Italien verschärft erneut die Maßnahmen im Kampf gegen das Coronavirus. Seit dem gestrigen Sonntag gilt in der Lombardei, außerhalb der eigenen vier Wände, Mundschutzpflicht. Im Erlass der lombardischen Regierung heißt es, dass Menschen, die über keine Maske verfügen, Nase und Mund mit einem Schal oder Tuch bedecken müssen. In Venezien, der Region, die so wie die Lombardei zu den am stärksten betroffenen Gebieten zählt, müssen beim Einkaufen Schutzmaske und Handschuhe getragen werden. Die in ganz Italien geltenden Maßnahmen wurden vergangene Woche bereits bis zum 13. April 2020 verlängert, die Regionen setzen zunehmend auf verpflichtende Hygienemaßnahmen im öffentlichen Raum.

Hygienemaßnahmen im öffentlichen Raum weiter verschärft

Vergangene Woche konnte der lombardische Präsident Attilio Fontana erstmals, seit dem Ausbruch des Corona Notstandes, verkünden, dass sich die Epidemiekurve in der norditalienischen Region stabilisiert hat. „Die Epidemiekurve hat sich stabilisiert. Die Zahl der neuen Infektionen wächst nicht mehr“, schreibt Fontana auf Facebook. Weist aber auch eindrücklich darauf hin, dass es wichtig sei, dass die Ausgangssperre weiterhin eingehalten werden. Er fordert daher die Bevölkerung zu weiteren Opfern auf, die notwendig seien, um die Epidemie zu besiegen. Gestern hat die Lombardei als erste italienische Region die Mundschutzpflicht im öffentlichen Raum eingeführt, das heißt jeder, der sein zu Hause verlässt, muss dafür Sorge tragen, dass Mund und Nase mindestens mit einem Schal oder Tuch bedeckt sind.

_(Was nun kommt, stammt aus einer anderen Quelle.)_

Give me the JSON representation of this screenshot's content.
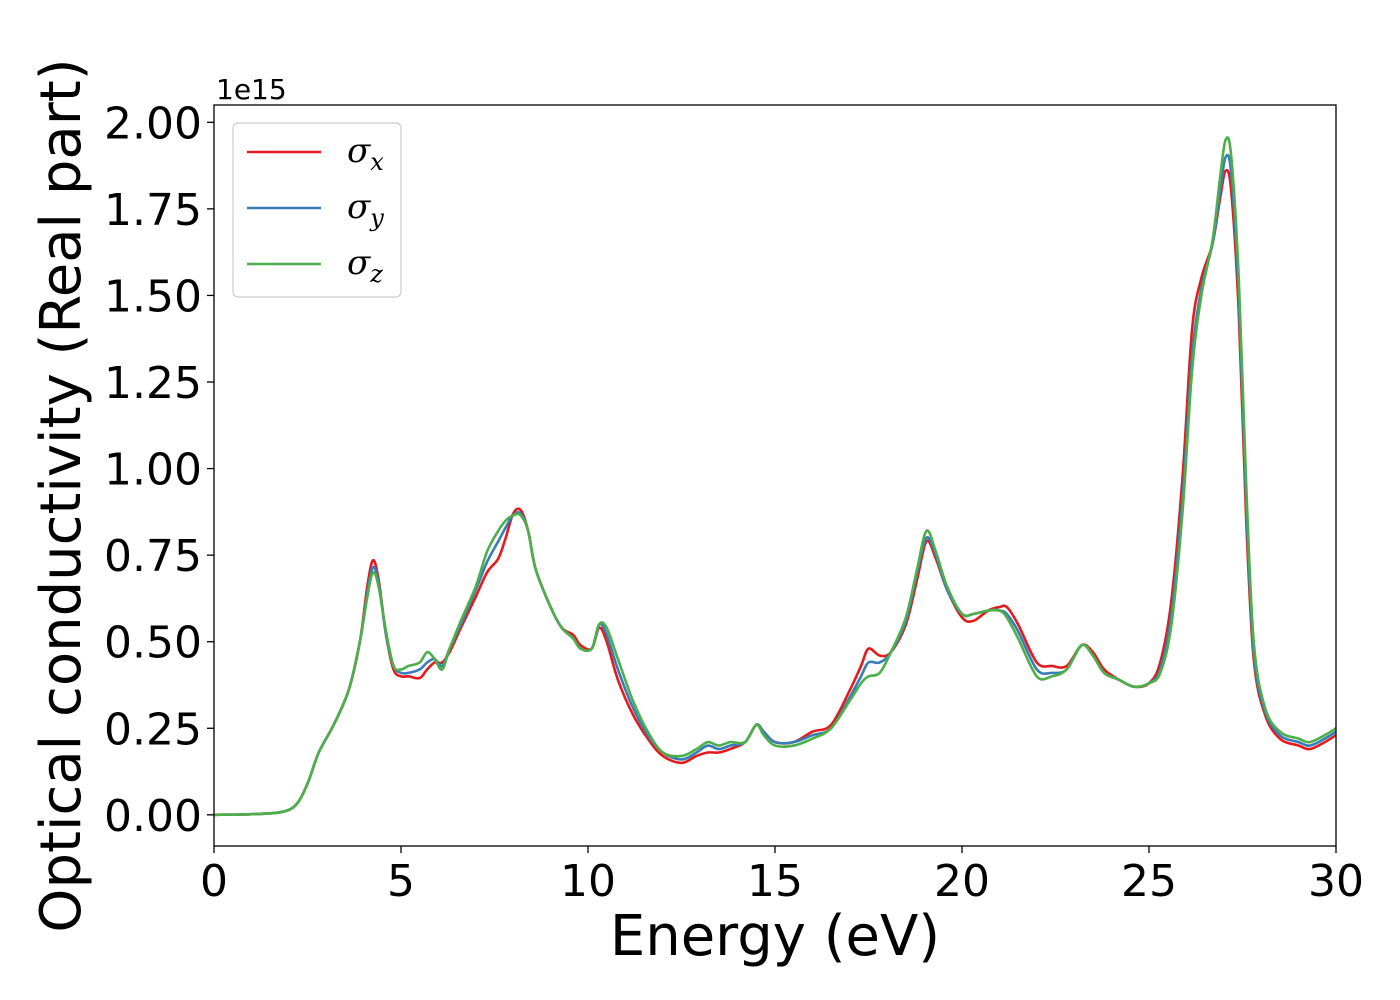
{
  "chart_data": {
    "type": "line",
    "xlabel": "Energy (eV)",
    "ylabel": "Optical conductivity (Real part)",
    "y_offset_text": "1e15",
    "xlim": [
      0,
      30
    ],
    "ylim": [
      -0.09,
      2.05
    ],
    "x_ticks": [
      0,
      5,
      10,
      15,
      20,
      25,
      30
    ],
    "x_tick_labels": [
      "0",
      "5",
      "10",
      "15",
      "20",
      "25",
      "30"
    ],
    "y_ticks": [
      0.0,
      0.25,
      0.5,
      0.75,
      1.0,
      1.25,
      1.5,
      1.75,
      2.0
    ],
    "y_tick_labels": [
      "0.00",
      "0.25",
      "0.50",
      "0.75",
      "1.00",
      "1.25",
      "1.50",
      "1.75",
      "2.00"
    ],
    "grid": false,
    "legend_position": "top-left",
    "series": [
      {
        "name": "σx",
        "sub": "x",
        "color": "#e41a1c",
        "points": [
          [
            0,
            0
          ],
          [
            1,
            0.002
          ],
          [
            1.8,
            0.008
          ],
          [
            2.2,
            0.03
          ],
          [
            2.5,
            0.09
          ],
          [
            2.8,
            0.18
          ],
          [
            3.2,
            0.26
          ],
          [
            3.6,
            0.36
          ],
          [
            3.9,
            0.5
          ],
          [
            4.1,
            0.66
          ],
          [
            4.25,
            0.735
          ],
          [
            4.4,
            0.68
          ],
          [
            4.6,
            0.52
          ],
          [
            4.8,
            0.42
          ],
          [
            5.0,
            0.4
          ],
          [
            5.2,
            0.4
          ],
          [
            5.5,
            0.395
          ],
          [
            5.7,
            0.42
          ],
          [
            5.9,
            0.44
          ],
          [
            6.1,
            0.44
          ],
          [
            6.3,
            0.47
          ],
          [
            6.6,
            0.54
          ],
          [
            7.0,
            0.63
          ],
          [
            7.3,
            0.7
          ],
          [
            7.6,
            0.74
          ],
          [
            7.8,
            0.8
          ],
          [
            8.0,
            0.87
          ],
          [
            8.2,
            0.88
          ],
          [
            8.4,
            0.82
          ],
          [
            8.6,
            0.71
          ],
          [
            9.0,
            0.6
          ],
          [
            9.3,
            0.54
          ],
          [
            9.6,
            0.52
          ],
          [
            9.8,
            0.49
          ],
          [
            10.1,
            0.48
          ],
          [
            10.3,
            0.54
          ],
          [
            10.5,
            0.5
          ],
          [
            10.8,
            0.39
          ],
          [
            11.2,
            0.29
          ],
          [
            11.6,
            0.22
          ],
          [
            12.0,
            0.17
          ],
          [
            12.5,
            0.15
          ],
          [
            12.9,
            0.17
          ],
          [
            13.2,
            0.18
          ],
          [
            13.5,
            0.18
          ],
          [
            13.8,
            0.19
          ],
          [
            14.2,
            0.21
          ],
          [
            14.5,
            0.26
          ],
          [
            14.7,
            0.24
          ],
          [
            15.0,
            0.21
          ],
          [
            15.5,
            0.21
          ],
          [
            16.0,
            0.24
          ],
          [
            16.5,
            0.26
          ],
          [
            17.0,
            0.36
          ],
          [
            17.3,
            0.43
          ],
          [
            17.5,
            0.48
          ],
          [
            17.8,
            0.46
          ],
          [
            18.1,
            0.47
          ],
          [
            18.5,
            0.55
          ],
          [
            18.8,
            0.68
          ],
          [
            19.05,
            0.79
          ],
          [
            19.3,
            0.74
          ],
          [
            19.6,
            0.65
          ],
          [
            20.0,
            0.57
          ],
          [
            20.3,
            0.56
          ],
          [
            20.7,
            0.59
          ],
          [
            21.0,
            0.6
          ],
          [
            21.2,
            0.6
          ],
          [
            21.5,
            0.55
          ],
          [
            22.0,
            0.44
          ],
          [
            22.4,
            0.43
          ],
          [
            22.8,
            0.43
          ],
          [
            23.2,
            0.49
          ],
          [
            23.5,
            0.47
          ],
          [
            23.8,
            0.42
          ],
          [
            24.2,
            0.39
          ],
          [
            24.6,
            0.37
          ],
          [
            25.0,
            0.38
          ],
          [
            25.3,
            0.44
          ],
          [
            25.6,
            0.62
          ],
          [
            25.9,
            0.98
          ],
          [
            26.15,
            1.4
          ],
          [
            26.4,
            1.55
          ],
          [
            26.7,
            1.65
          ],
          [
            26.9,
            1.78
          ],
          [
            27.05,
            1.86
          ],
          [
            27.2,
            1.8
          ],
          [
            27.4,
            1.45
          ],
          [
            27.6,
            0.85
          ],
          [
            27.8,
            0.45
          ],
          [
            28.1,
            0.29
          ],
          [
            28.5,
            0.22
          ],
          [
            29.0,
            0.2
          ],
          [
            29.3,
            0.19
          ],
          [
            29.7,
            0.21
          ],
          [
            30.0,
            0.23
          ]
        ]
      },
      {
        "name": "σy",
        "sub": "y",
        "color": "#377eb8",
        "points": [
          [
            0,
            0
          ],
          [
            1,
            0.002
          ],
          [
            1.8,
            0.008
          ],
          [
            2.2,
            0.03
          ],
          [
            2.5,
            0.09
          ],
          [
            2.8,
            0.18
          ],
          [
            3.2,
            0.26
          ],
          [
            3.6,
            0.36
          ],
          [
            3.9,
            0.5
          ],
          [
            4.1,
            0.64
          ],
          [
            4.25,
            0.715
          ],
          [
            4.4,
            0.67
          ],
          [
            4.6,
            0.52
          ],
          [
            4.8,
            0.43
          ],
          [
            5.0,
            0.41
          ],
          [
            5.2,
            0.41
          ],
          [
            5.5,
            0.42
          ],
          [
            5.7,
            0.44
          ],
          [
            5.9,
            0.45
          ],
          [
            6.1,
            0.43
          ],
          [
            6.3,
            0.48
          ],
          [
            6.6,
            0.55
          ],
          [
            7.0,
            0.65
          ],
          [
            7.3,
            0.73
          ],
          [
            7.6,
            0.79
          ],
          [
            7.8,
            0.83
          ],
          [
            8.0,
            0.865
          ],
          [
            8.2,
            0.87
          ],
          [
            8.4,
            0.82
          ],
          [
            8.6,
            0.71
          ],
          [
            9.0,
            0.6
          ],
          [
            9.3,
            0.54
          ],
          [
            9.6,
            0.51
          ],
          [
            9.8,
            0.48
          ],
          [
            10.1,
            0.48
          ],
          [
            10.3,
            0.55
          ],
          [
            10.5,
            0.52
          ],
          [
            10.8,
            0.42
          ],
          [
            11.2,
            0.31
          ],
          [
            11.6,
            0.23
          ],
          [
            12.0,
            0.18
          ],
          [
            12.5,
            0.16
          ],
          [
            12.9,
            0.18
          ],
          [
            13.2,
            0.2
          ],
          [
            13.5,
            0.19
          ],
          [
            13.8,
            0.2
          ],
          [
            14.2,
            0.21
          ],
          [
            14.5,
            0.26
          ],
          [
            14.7,
            0.24
          ],
          [
            15.0,
            0.21
          ],
          [
            15.5,
            0.21
          ],
          [
            16.0,
            0.23
          ],
          [
            16.5,
            0.25
          ],
          [
            17.0,
            0.34
          ],
          [
            17.3,
            0.4
          ],
          [
            17.5,
            0.44
          ],
          [
            17.8,
            0.44
          ],
          [
            18.1,
            0.47
          ],
          [
            18.5,
            0.56
          ],
          [
            18.8,
            0.7
          ],
          [
            19.05,
            0.8
          ],
          [
            19.3,
            0.75
          ],
          [
            19.6,
            0.65
          ],
          [
            20.0,
            0.58
          ],
          [
            20.3,
            0.58
          ],
          [
            20.7,
            0.59
          ],
          [
            21.0,
            0.59
          ],
          [
            21.2,
            0.58
          ],
          [
            21.5,
            0.53
          ],
          [
            22.0,
            0.42
          ],
          [
            22.4,
            0.41
          ],
          [
            22.8,
            0.42
          ],
          [
            23.2,
            0.49
          ],
          [
            23.5,
            0.46
          ],
          [
            23.8,
            0.41
          ],
          [
            24.2,
            0.39
          ],
          [
            24.6,
            0.37
          ],
          [
            25.0,
            0.38
          ],
          [
            25.3,
            0.42
          ],
          [
            25.6,
            0.58
          ],
          [
            25.9,
            0.92
          ],
          [
            26.15,
            1.32
          ],
          [
            26.4,
            1.52
          ],
          [
            26.7,
            1.65
          ],
          [
            26.9,
            1.8
          ],
          [
            27.05,
            1.9
          ],
          [
            27.2,
            1.85
          ],
          [
            27.4,
            1.5
          ],
          [
            27.6,
            0.9
          ],
          [
            27.8,
            0.47
          ],
          [
            28.1,
            0.3
          ],
          [
            28.5,
            0.23
          ],
          [
            29.0,
            0.21
          ],
          [
            29.3,
            0.2
          ],
          [
            29.7,
            0.22
          ],
          [
            30.0,
            0.24
          ]
        ]
      },
      {
        "name": "σz",
        "sub": "z",
        "color": "#4daf4a",
        "points": [
          [
            0,
            0
          ],
          [
            1,
            0.002
          ],
          [
            1.8,
            0.008
          ],
          [
            2.2,
            0.03
          ],
          [
            2.5,
            0.09
          ],
          [
            2.8,
            0.18
          ],
          [
            3.2,
            0.26
          ],
          [
            3.6,
            0.36
          ],
          [
            3.9,
            0.5
          ],
          [
            4.1,
            0.63
          ],
          [
            4.25,
            0.7
          ],
          [
            4.4,
            0.66
          ],
          [
            4.6,
            0.53
          ],
          [
            4.8,
            0.43
          ],
          [
            5.0,
            0.42
          ],
          [
            5.2,
            0.43
          ],
          [
            5.5,
            0.44
          ],
          [
            5.7,
            0.47
          ],
          [
            5.9,
            0.45
          ],
          [
            6.1,
            0.42
          ],
          [
            6.3,
            0.48
          ],
          [
            6.6,
            0.56
          ],
          [
            7.0,
            0.66
          ],
          [
            7.3,
            0.76
          ],
          [
            7.6,
            0.82
          ],
          [
            7.8,
            0.85
          ],
          [
            8.0,
            0.865
          ],
          [
            8.2,
            0.865
          ],
          [
            8.4,
            0.82
          ],
          [
            8.6,
            0.71
          ],
          [
            9.0,
            0.6
          ],
          [
            9.3,
            0.54
          ],
          [
            9.6,
            0.51
          ],
          [
            9.8,
            0.48
          ],
          [
            10.1,
            0.48
          ],
          [
            10.3,
            0.55
          ],
          [
            10.5,
            0.54
          ],
          [
            10.8,
            0.45
          ],
          [
            11.2,
            0.33
          ],
          [
            11.6,
            0.24
          ],
          [
            12.0,
            0.18
          ],
          [
            12.5,
            0.17
          ],
          [
            12.9,
            0.19
          ],
          [
            13.2,
            0.21
          ],
          [
            13.5,
            0.2
          ],
          [
            13.8,
            0.21
          ],
          [
            14.2,
            0.21
          ],
          [
            14.5,
            0.26
          ],
          [
            14.7,
            0.23
          ],
          [
            15.0,
            0.2
          ],
          [
            15.5,
            0.2
          ],
          [
            16.0,
            0.22
          ],
          [
            16.5,
            0.25
          ],
          [
            17.0,
            0.33
          ],
          [
            17.3,
            0.38
          ],
          [
            17.5,
            0.4
          ],
          [
            17.8,
            0.41
          ],
          [
            18.1,
            0.47
          ],
          [
            18.5,
            0.57
          ],
          [
            18.8,
            0.71
          ],
          [
            19.05,
            0.82
          ],
          [
            19.3,
            0.76
          ],
          [
            19.6,
            0.66
          ],
          [
            20.0,
            0.58
          ],
          [
            20.3,
            0.58
          ],
          [
            20.7,
            0.59
          ],
          [
            21.0,
            0.59
          ],
          [
            21.2,
            0.57
          ],
          [
            21.5,
            0.51
          ],
          [
            22.0,
            0.4
          ],
          [
            22.4,
            0.4
          ],
          [
            22.8,
            0.42
          ],
          [
            23.2,
            0.49
          ],
          [
            23.5,
            0.46
          ],
          [
            23.8,
            0.41
          ],
          [
            24.2,
            0.39
          ],
          [
            24.6,
            0.37
          ],
          [
            25.0,
            0.38
          ],
          [
            25.3,
            0.41
          ],
          [
            25.6,
            0.55
          ],
          [
            25.9,
            0.88
          ],
          [
            26.15,
            1.28
          ],
          [
            26.4,
            1.5
          ],
          [
            26.7,
            1.66
          ],
          [
            26.9,
            1.84
          ],
          [
            27.05,
            1.95
          ],
          [
            27.2,
            1.9
          ],
          [
            27.4,
            1.55
          ],
          [
            27.6,
            0.95
          ],
          [
            27.8,
            0.5
          ],
          [
            28.1,
            0.31
          ],
          [
            28.5,
            0.24
          ],
          [
            29.0,
            0.22
          ],
          [
            29.3,
            0.21
          ],
          [
            29.7,
            0.23
          ],
          [
            30.0,
            0.25
          ]
        ]
      }
    ]
  }
}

Die norditalienische Region Lombardei, mit den Städten Mailand, Bergamo und Brescia, ist das bisher am stärksten von COVID-19 betroffene Gebiet. Von den insgesamt 16.523 in Italien verstorbenen Menschen, die in der aktuellen Statistik (Stand 6.04.2020) gezählt werden, sind 9.202 Todesfälle der Lombardei zugeordnet.

Auch in Venezien gelten strengere Regeln

Um die Ansteckungsgefahr so gering wie möglich zu halten, führt auch Venezien regional geltende Verschärfungen der ohnehin strikten italienischen Corona Maßnahmen ein. So müssen seit dem vergangenen Wochenende Lebensmittelgeschäfte und Supermärkte ihren Kunden Wegwerfhandschuhe und Desinfektionsmittel zur Verfügung stellen, Einkaufen ist nur mehr mit Mundschutz gestattet, und auch die Ladenöffnungszeiten werden minimiert, sonntags bleiben die Geschäfte erstmals geschlossen. Wer außer zum Einkaufen das Haus verlässt, etwa für sportliche Betätigung oder eine Runde mit dem Hund, darf dabei, laut Erlass, den Radius von 200 Metern zur eigenen Wohnung nicht verlassen.